Swish-swish went the big bright blades overhead.

And then the Colonel smiled with great care, as if his teeth were bad. They were not. It was just the awkwardness of a well-mannered man who sees only his own jokes.

But the point had been made.

“Don’t worry, I know the problems,” he said. “Every mother in the town will be screaming for your blood if-We’ve got a visitor.”

The middle-aged man advancing recklessly across the slippery dance floor wore the solemn garb of a minister in the Dutch Reformed Church. His smooth, flat face was paper white, making his mustache somehow not quite part of it-rather like a black postage stamp affixed beneath the blunt nose. This illusion was heightened by the way he kept pressing at it with the back of a hand.

Predictably he went right on by to be sick in the azaleas before returning to introduce himself.

“I’m Dominee Pretorius,” he said. “Please forgive a moment’s weakness. The Almighty has never before made such demands.”

Kramer immediately gave up his chair.

“Was it Boetie?” the Colonel asked.

Dominee Pretorius nodded woefully.

“And have you known him long?”

“Since a babe in arms. Since a movement in his mother’s womb.”

What you might call a real friend of the family. Kramer brightened.

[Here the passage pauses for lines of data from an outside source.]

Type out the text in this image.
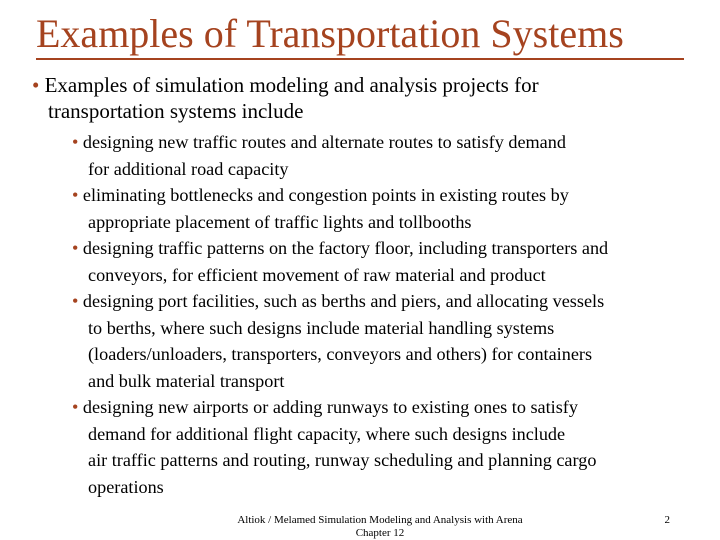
Examples of Transportation Systems
• Examples of simulation modeling and analysis projects for
transportation systems include
• designing new traffic routes and alternate routes to satisfy demand
for additional road capacity
• eliminating bottlenecks and congestion points in existing routes by
appropriate placement of traffic lights and tollbooths
• designing traffic patterns on the factory floor, including transporters and
conveyors, for efficient movement of raw material and product
• designing port facilities, such as berths and piers, and allocating vessels
to berths, where such designs include material handling systems
(loaders/unloaders, transporters, conveyors and others) for containers
and bulk material transport
• designing new airports or adding runways to existing ones to satisfy
demand for additional flight capacity, where such designs include
air traffic patterns and routing, runway scheduling and planning cargo
operations
Altiok / Melamed Simulation Modeling and Analysis with Arena
Chapter 12
2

“But can you tell us anything about him as far as today-I mean yesterday-is concerned? Have you seen his parents?”

“Seen them? I’ve been sitting up with them until half an hour ago, going over it again and again.”

“What?”

“Where he was-what might have become of him. Dear God, we never imagined anything like this.”

“Then can you tell us his movements?”

“Look, I must be going,” the Colonel interrupted. “I’m sorry if I seem rude, Dominee, but there’s work waiting at HQ. Anyway, Lieutenant Kramer is in charge of the case-I know you’ll give him all the help you can.”

“Of course.”

“And you are sure that you’re quite free, Lieutenant? There are no little jobs left over I could delegate in the morning?”